Asgari ücret nedir?
İşverenin, işçiye ödemek zorunda olduğu en düşük ücrete asgari ücret denir.
Asgari ücret veya minimum ücret, bir firmada hizmet akdi ile görev yapan işçilere bir çalışma günü karşılığı olarak ödenen ve işçinin gıda, konut, giyim, sağlık, ulaşım, kültür vb. gereksinimlerini günün fiyatları üzerinden en az düzeyde karşılamaya yetecek ücret olarak nitelendirilmektedir.
Asgari ücretin tesbitinde, işçinin, asgari ölçüler içinde insanların haysiyetine uygun bir şekilde yaşama ve çalışma imkanı dikkate alınır.
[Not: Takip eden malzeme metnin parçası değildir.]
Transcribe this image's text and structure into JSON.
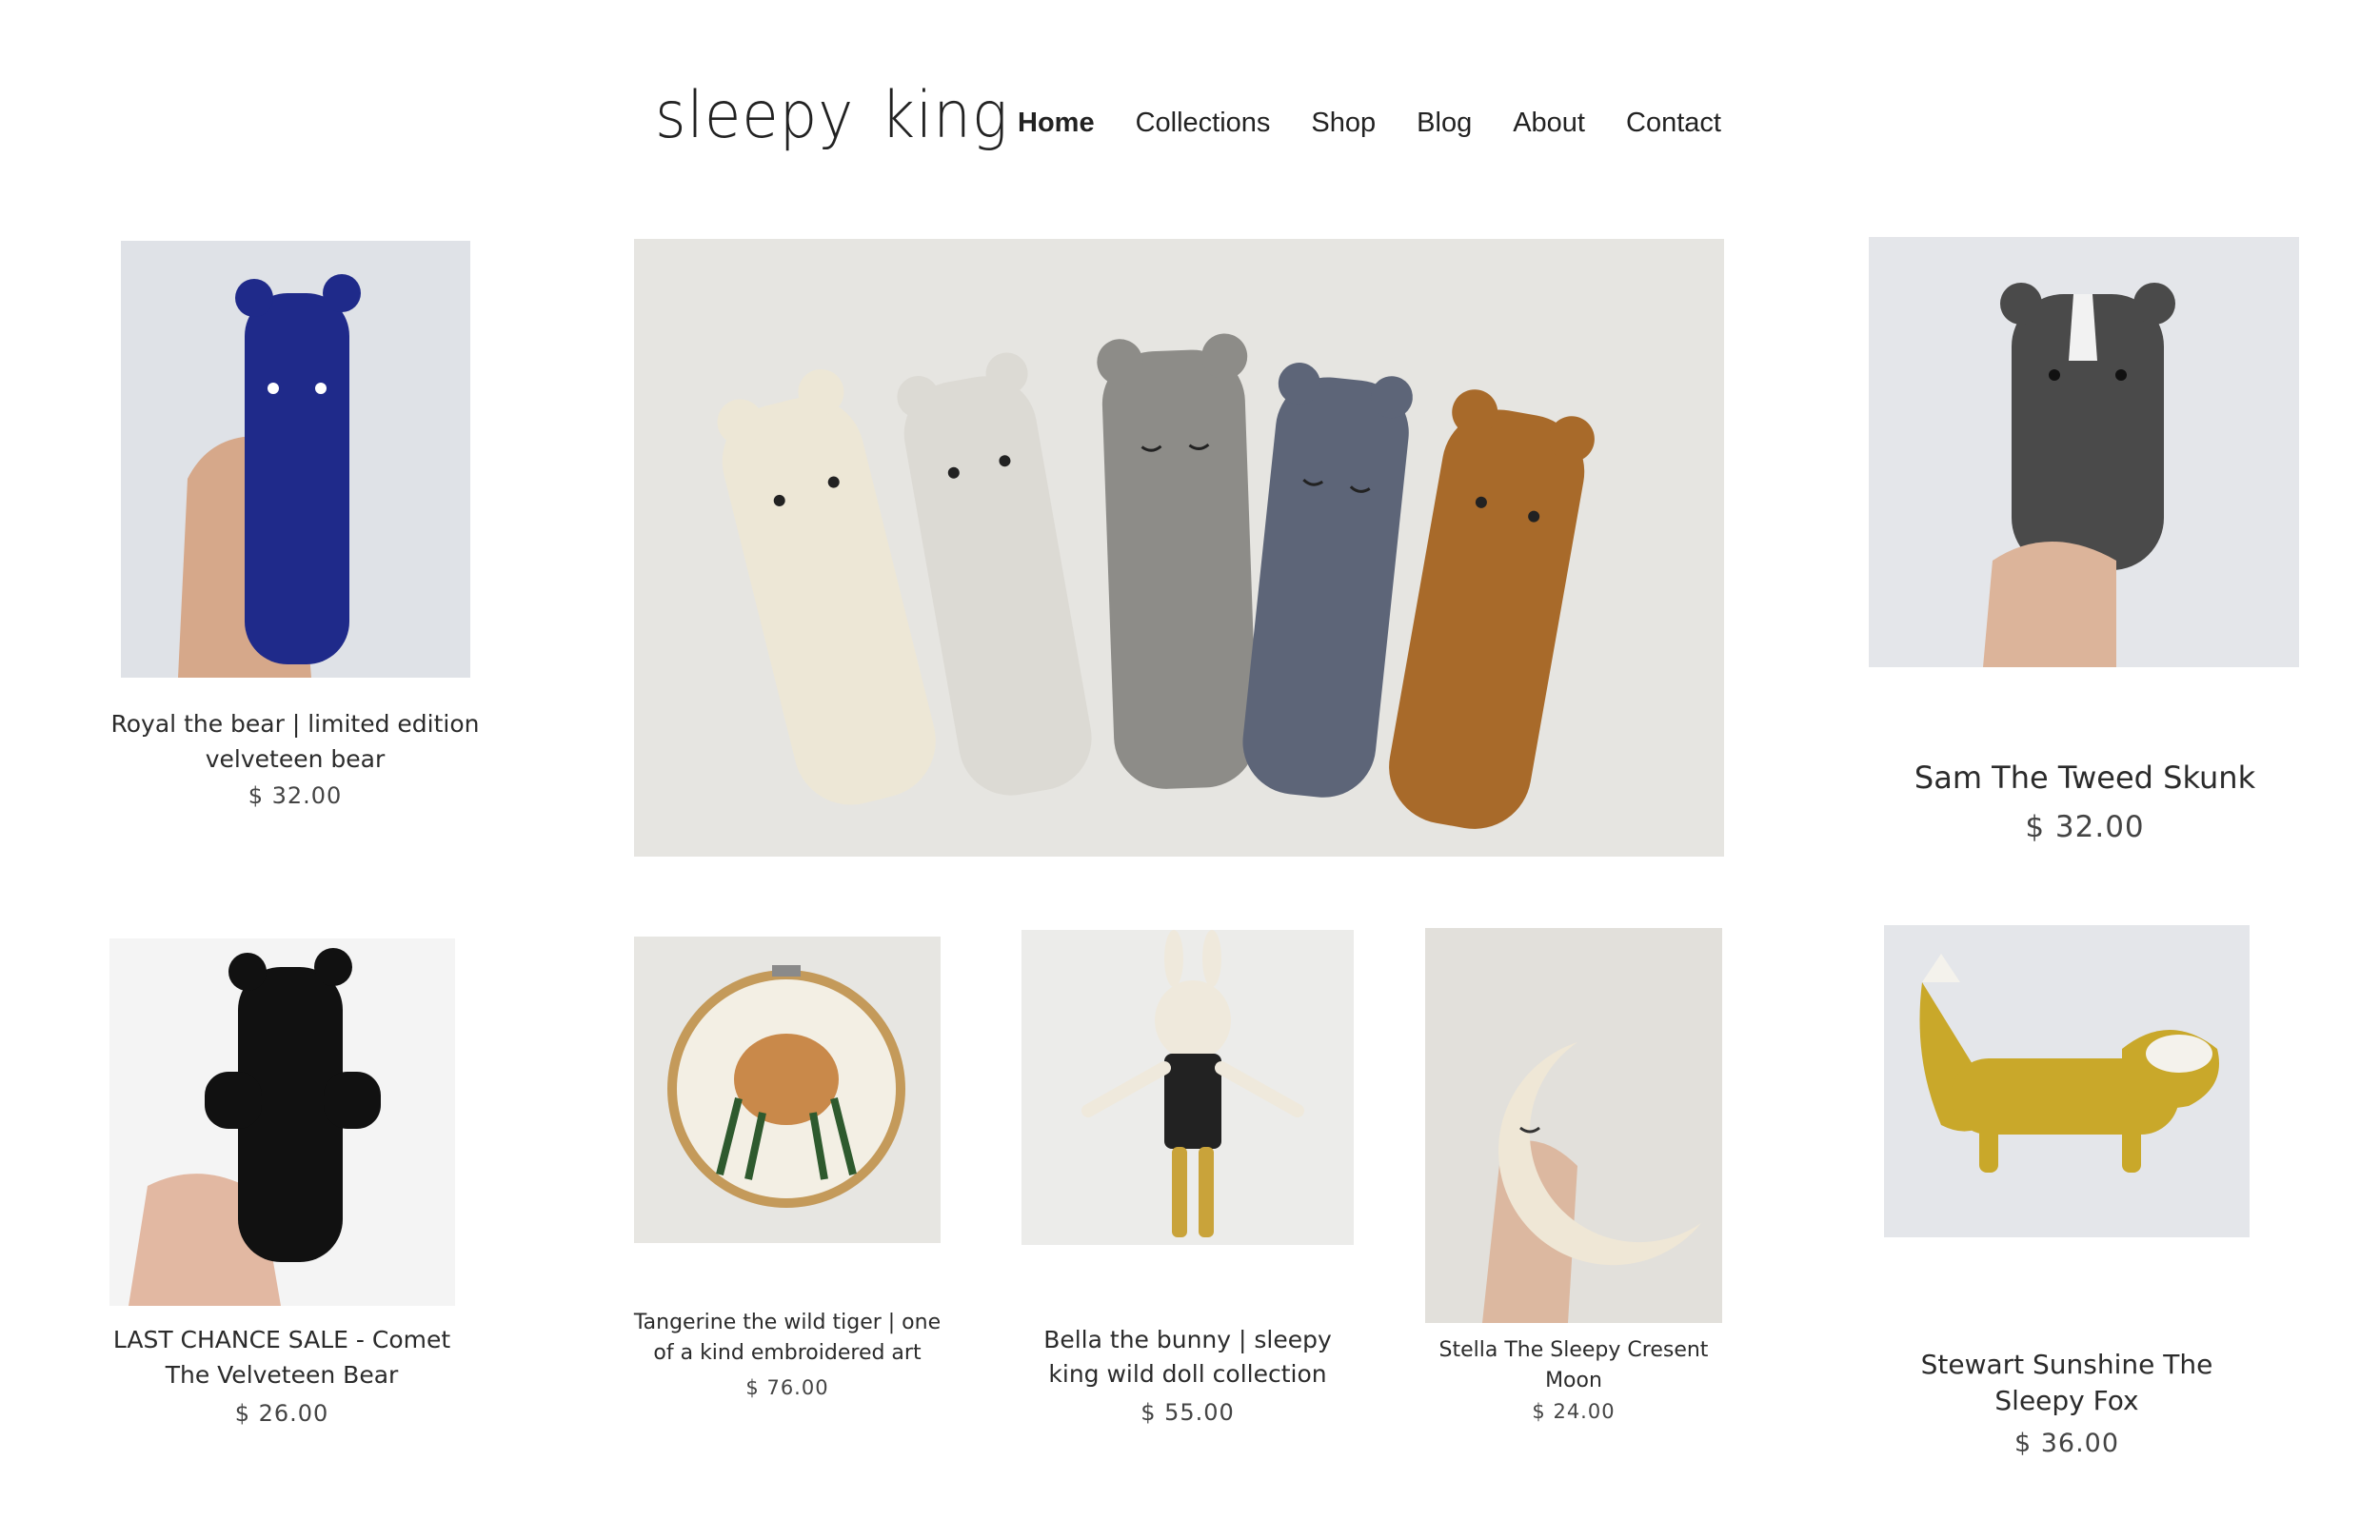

Asgari ücretin altında ücret tesbiti mümkün değildir. Bir başka ifade ile asgari ücret, işçi ve işverenin aralarındaki sözleşme hürriyetini tahdit eden bir kayıtlamadır.
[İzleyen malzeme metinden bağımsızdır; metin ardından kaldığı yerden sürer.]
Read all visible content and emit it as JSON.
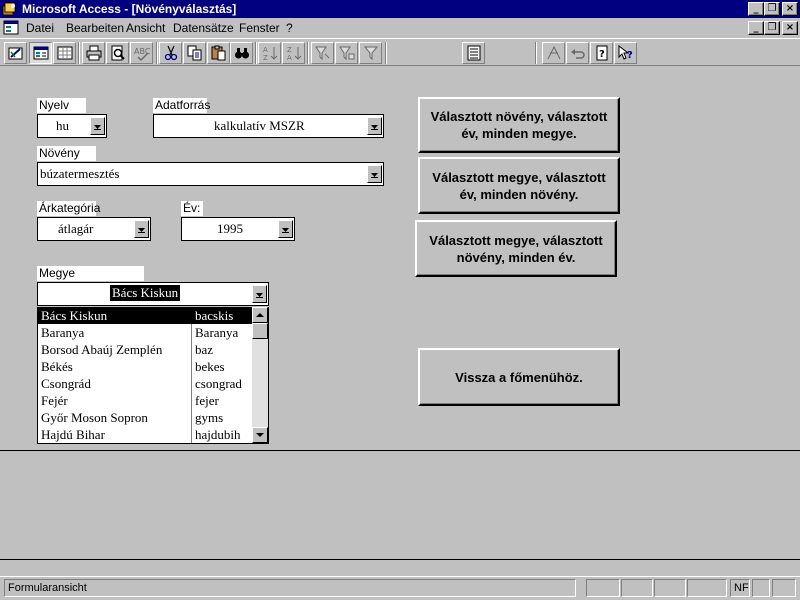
{
  "window": {
    "title": "Microsoft Access - [Növényválasztás]",
    "app_icon": "access-key-icon"
  },
  "menubar": {
    "items": [
      "Datei",
      "Bearbeiten",
      "Ansicht",
      "Datensätze",
      "Fenster",
      "?"
    ]
  },
  "toolbar": {
    "buttons": [
      "design-view-icon",
      "form-view-icon",
      "datasheet-view-icon",
      "print-icon",
      "print-preview-icon",
      "spelling-icon",
      "cut-icon",
      "copy-icon",
      "paste-icon",
      "find-icon",
      "sort-ascending-icon",
      "sort-descending-icon",
      "filter-by-selection-icon",
      "filter-by-form-icon",
      "apply-filter-icon",
      "database-window-icon",
      "new-object-icon",
      "undo-icon",
      "help-icon",
      "whats-this-icon"
    ]
  },
  "form": {
    "nyelv": {
      "label": "Nyelv",
      "value": "hu"
    },
    "adatforras": {
      "label": "Adatforrás",
      "value": "kalkulatív MSZR"
    },
    "noveny": {
      "label": "Növény",
      "value": "búzatermesztés"
    },
    "arkategoria": {
      "label": "Árkategória",
      "value": "átlagár"
    },
    "ev": {
      "label": "Év:",
      "value": "1995"
    },
    "megye": {
      "label": "Megye",
      "value": "Bács Kiskun",
      "rows": [
        {
          "name": "Bács Kiskun",
          "code": "bacskis",
          "selected": true
        },
        {
          "name": "Baranya",
          "code": "Baranya",
          "selected": false
        },
        {
          "name": "Borsod Abaúj Zemplén",
          "code": "baz",
          "selected": false
        },
        {
          "name": "Békés",
          "code": "bekes",
          "selected": false
        },
        {
          "name": "Csongrád",
          "code": "csongrad",
          "selected": false
        },
        {
          "name": "Fejér",
          "code": "fejer",
          "selected": false
        },
        {
          "name": "Győr Moson Sopron",
          "code": "gyms",
          "selected": false
        },
        {
          "name": "Hajdú Bihar",
          "code": "hajdubih",
          "selected": false
        }
      ]
    },
    "buttons": {
      "btn1": "Választott növény, választott év, minden megye.",
      "btn2": "Választott megye, választott év, minden növény.",
      "btn3": "Választott megye, választott növény, minden év.",
      "btn4": "Vissza a főmenühöz."
    }
  },
  "statusbar": {
    "text": "Formularansicht",
    "nf": "NF"
  }
}
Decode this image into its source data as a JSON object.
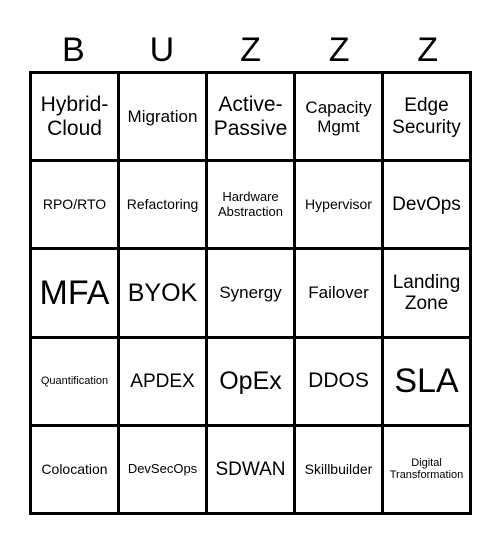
{
  "header": {
    "letters": [
      "B",
      "U",
      "Z",
      "Z",
      "Z"
    ]
  },
  "board": {
    "rows": [
      [
        "Hybrid-\nCloud",
        "Migration",
        "Active-\nPassive",
        "Capacity\nMgmt",
        "Edge\nSecurity"
      ],
      [
        "RPO/RTO",
        "Refactoring",
        "Hardware\nAbstraction",
        "Hypervisor",
        "DevOps"
      ],
      [
        "MFA",
        "BYOK",
        "Synergy",
        "Failover",
        "Landing\nZone"
      ],
      [
        "Quantification",
        "APDEX",
        "OpEx",
        "DDOS",
        "SLA"
      ],
      [
        "Colocation",
        "DevSecOps",
        "SDWAN",
        "Skillbuilder",
        "Digital\nTransformation"
      ]
    ]
  }
}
Asgari ücret başlıca, emek arzının, emek talebinden fazla ve böylece emek fazlası olan gelişmemiş ülkelerde, teşkilatlanmamış ve düşük ücretli emek kitlesini korumak gayesini güder. Milletlerarası Çalışma Teşkilatının (ILO) tavsiyeleri ile birçok ülke tarafından uygulanmaktadır.
Türkiye’de asgari ücret uygulaması 1036 sayılı İş Kanunu (1951) ile başlamıştır. Ne var ki, 1967 yılına kadar mahalli komisyonlar aracılığı ile yapılan tesbitler başarılı olamamış ve bütün işçilerin asgari ücretten faydalanmaları temin edilememiştir. 1967 yılından bu yana (931 sayılı İş Kanunu ile) asgari ücretler, işçi-işveren ve hükümet temsilcilerinin katıldığı merkezi bir komisyon tarafından bütün işçileri kapsayacak bir biçimde iki yılda bir kararlaştırılmaktadır. Çıraklar ve tarım işçileri için ayrı ücret tesbiti yoluna gidilmektedir. Tesbit yapılırken işçinin başlıca fizyolojik ihtiyaçları ve fiyat indeksleri dikkate alınmaktadır.
1982 Anayasasının ücrette Adalet başlığını taşıyan 55. maddesi, asgari ücretin tesbitinde ülkenin ekonomik ve sosyal durumunun gözönünde bulundurulması gerektiğini ifade etmektedir.